Black Truffles – Specialties
The Truffle is by far the most luxurious and expensive edible mushroom in the world: a Kilogram of white truffle, the more exclusive variety, can run up to € 9.000,- with the black truffle costing somewhat less. White truffles are available between October and December and the black variety between December and March. Still today, pigs are at times used to sniff out the hidden aromatic treasure but mainly specially trained dogs are used. Truffles are best enjoyed as fresh as possible since they tend to lose much of their aroma within the first days.
In order to optimally unfold the intense aroma of the truffle a catalyst such as butter or oil are needed. The simplest way to prepare truffles is at the same time the most popular: fresh ribbon noodles in butter or oil upon which the truffles are grated in thin slices. Be aware of truffle oil! This oil is most often added with artificial truffle aroma and what seem to be pieces of truffle at the bottom of the bottle usually aren’t truffles at all.
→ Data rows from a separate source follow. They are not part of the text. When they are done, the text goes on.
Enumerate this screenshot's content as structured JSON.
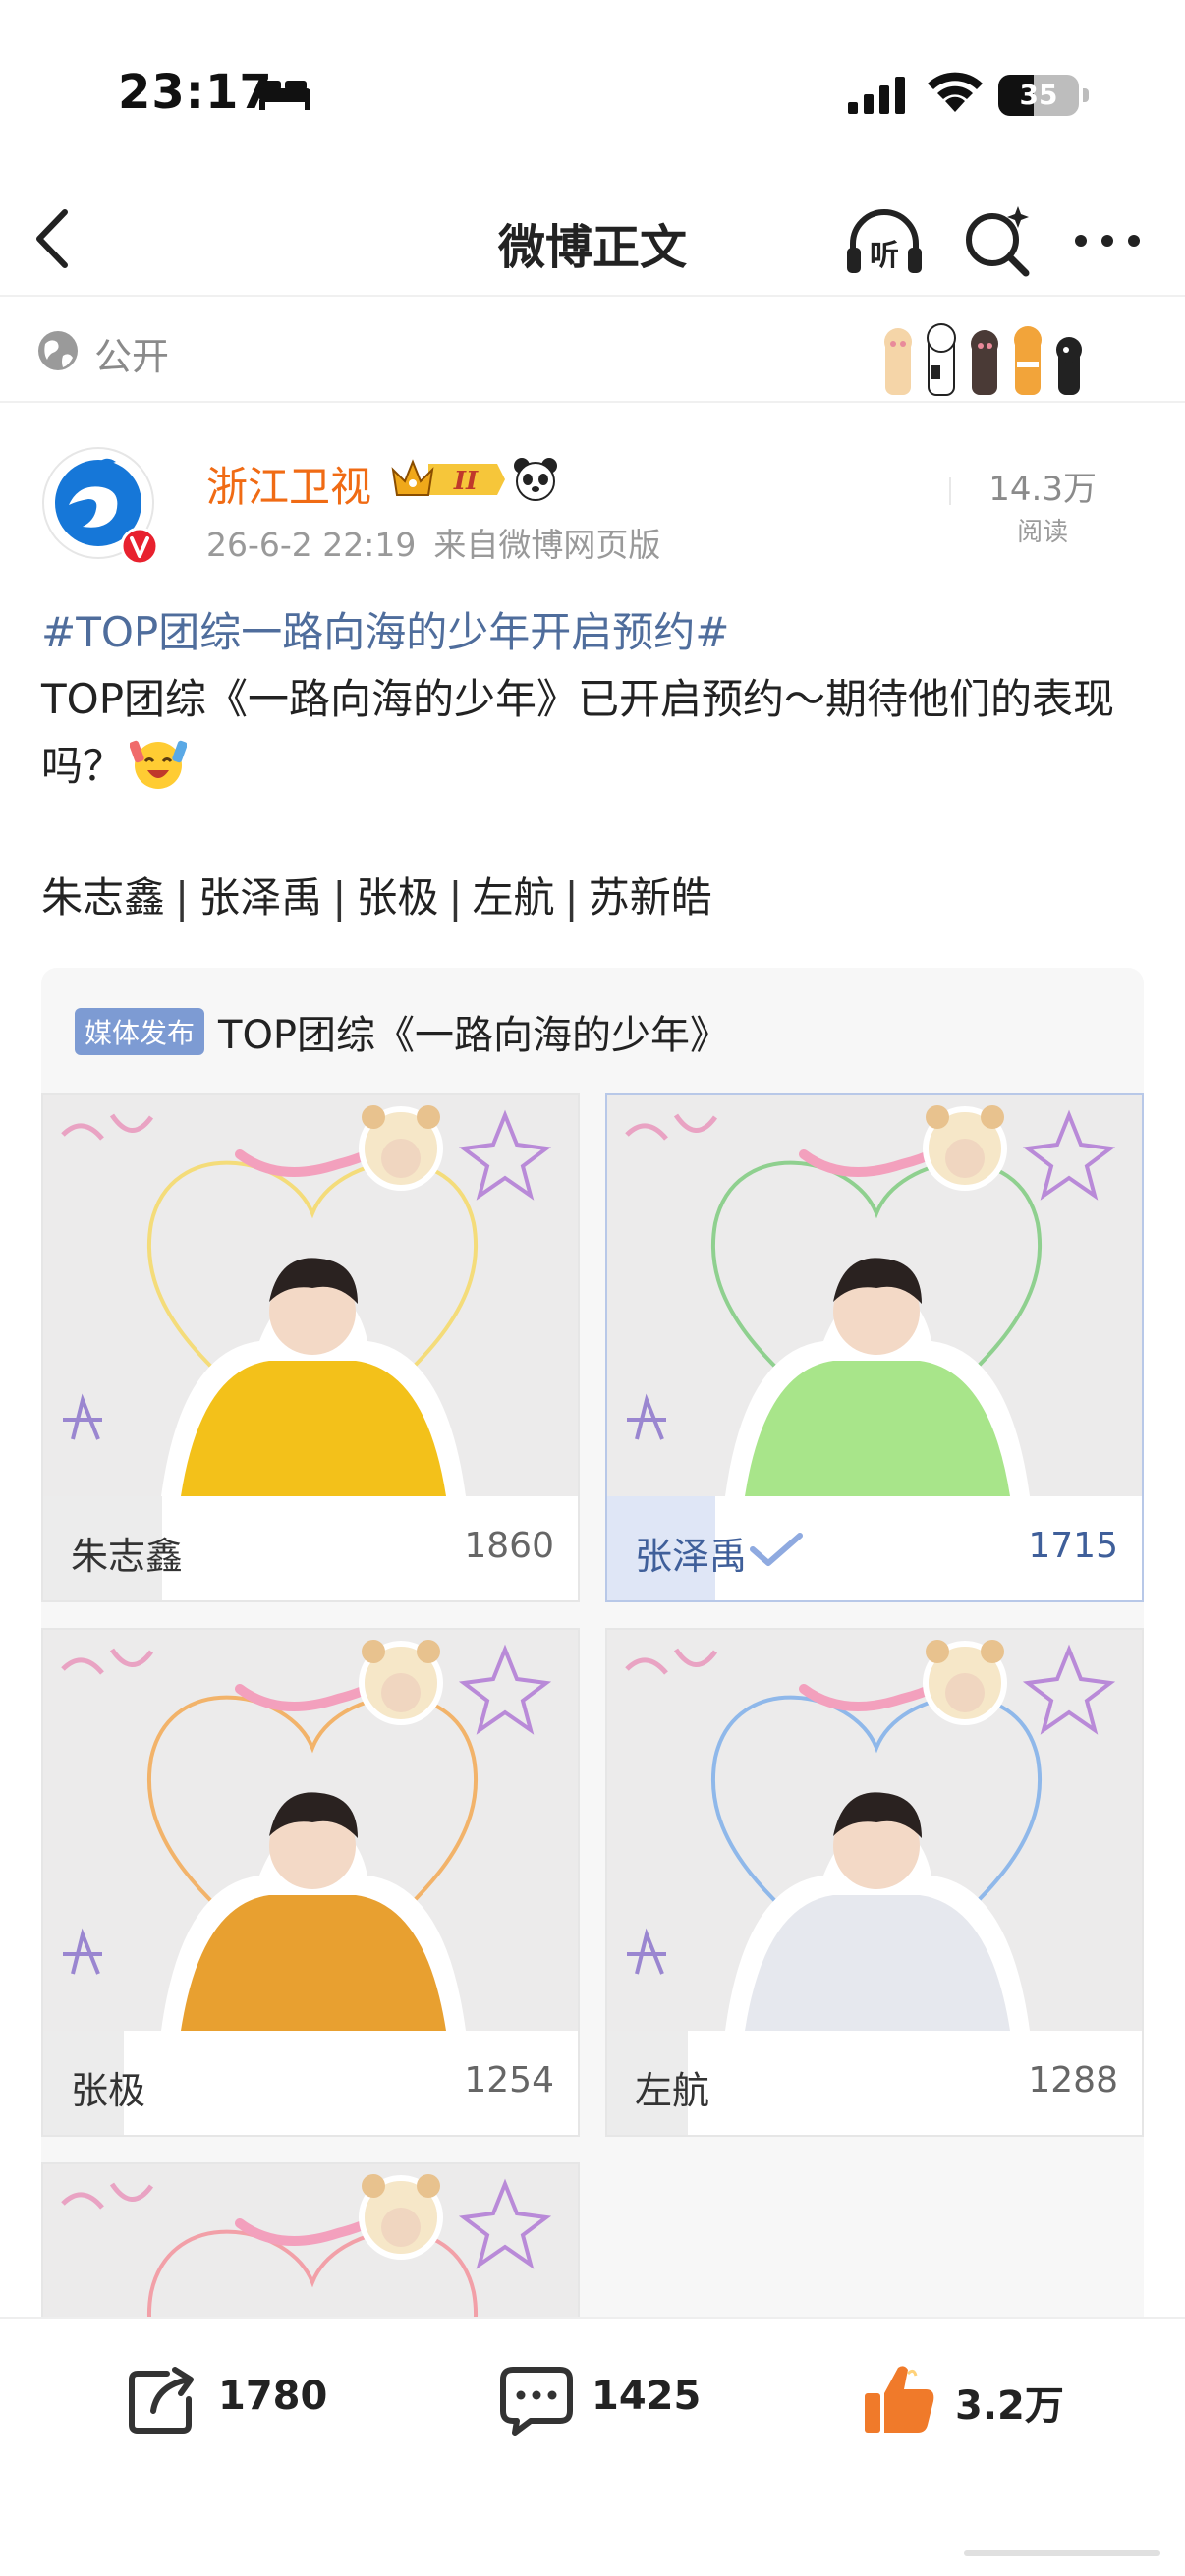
{
  "status_bar": {
    "time": "23:17",
    "battery": "35"
  },
  "nav": {
    "title": "微博正文",
    "back_icon": "chevron-left-icon",
    "listen_icon": "headphones-listen-icon",
    "listen_label": "听",
    "search_icon": "search-sparkle-icon",
    "more_icon": "more-dots-icon"
  },
  "visibility": {
    "label": "公开",
    "icon": "globe-icon"
  },
  "post": {
    "author": "浙江卫视",
    "level_badge": "II",
    "timestamp": "26-6-2 22:19",
    "source": "来自微博网页版",
    "views_number": "14.3万",
    "views_label": "阅读",
    "hashtag": "#TOP团综一路向海的少年开启预约#",
    "text": "TOP团综《一路向海的少年》已开启预约～期待他们的表现吗？",
    "names": [
      "朱志鑫",
      "张泽禹",
      "张极",
      "左航",
      "苏新皓"
    ],
    "name_separator": "|"
  },
  "card": {
    "badge": "媒体发布",
    "title": "TOP团综《一路向海的少年》",
    "options": [
      {
        "name": "朱志鑫",
        "count": "1860",
        "share": 0.22,
        "selected": false,
        "heart_color": "#f4dc7a",
        "shirt_color": "#f3c11a"
      },
      {
        "name": "张泽禹",
        "count": "1715",
        "share": 0.2,
        "selected": true,
        "heart_color": "#8fd08f",
        "shirt_color": "#a8e58a"
      },
      {
        "name": "张极",
        "count": "1254",
        "share": 0.15,
        "selected": false,
        "heart_color": "#f2b36a",
        "shirt_color": "#e8a030"
      },
      {
        "name": "左航",
        "count": "1288",
        "share": 0.15,
        "selected": false,
        "heart_color": "#8fb8ea",
        "shirt_color": "#e6e8ee"
      },
      {
        "name": "",
        "count": "",
        "share": 0,
        "selected": false,
        "heart_color": "#f2a0a8",
        "shirt_color": "#dddddd"
      }
    ]
  },
  "actions": {
    "share": {
      "icon": "share-icon",
      "count": "1780"
    },
    "comment": {
      "icon": "comment-icon",
      "count": "1425"
    },
    "like": {
      "icon": "thumbs-up-icon",
      "count": "3.2万"
    }
  },
  "colors": {
    "hashtag": "#4f6d9c",
    "username": "#f06b14",
    "badge": "#7d9bd3",
    "like": "#f07a2a"
  }
}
There are approximately 55 truffle types in Italy. The valuable hypogeous fungi are usually brought into connection with the Piedmont and Umbria regions. But what is not well known is the fact that Abruzzo delivers exceptional quality truffles and approximately 50% (not a typo) of all the truffles found in Italy derive from the region. Truffles thrive in the province of L’Aquila and Laga mountains as well as the region of Ascoli Piceno.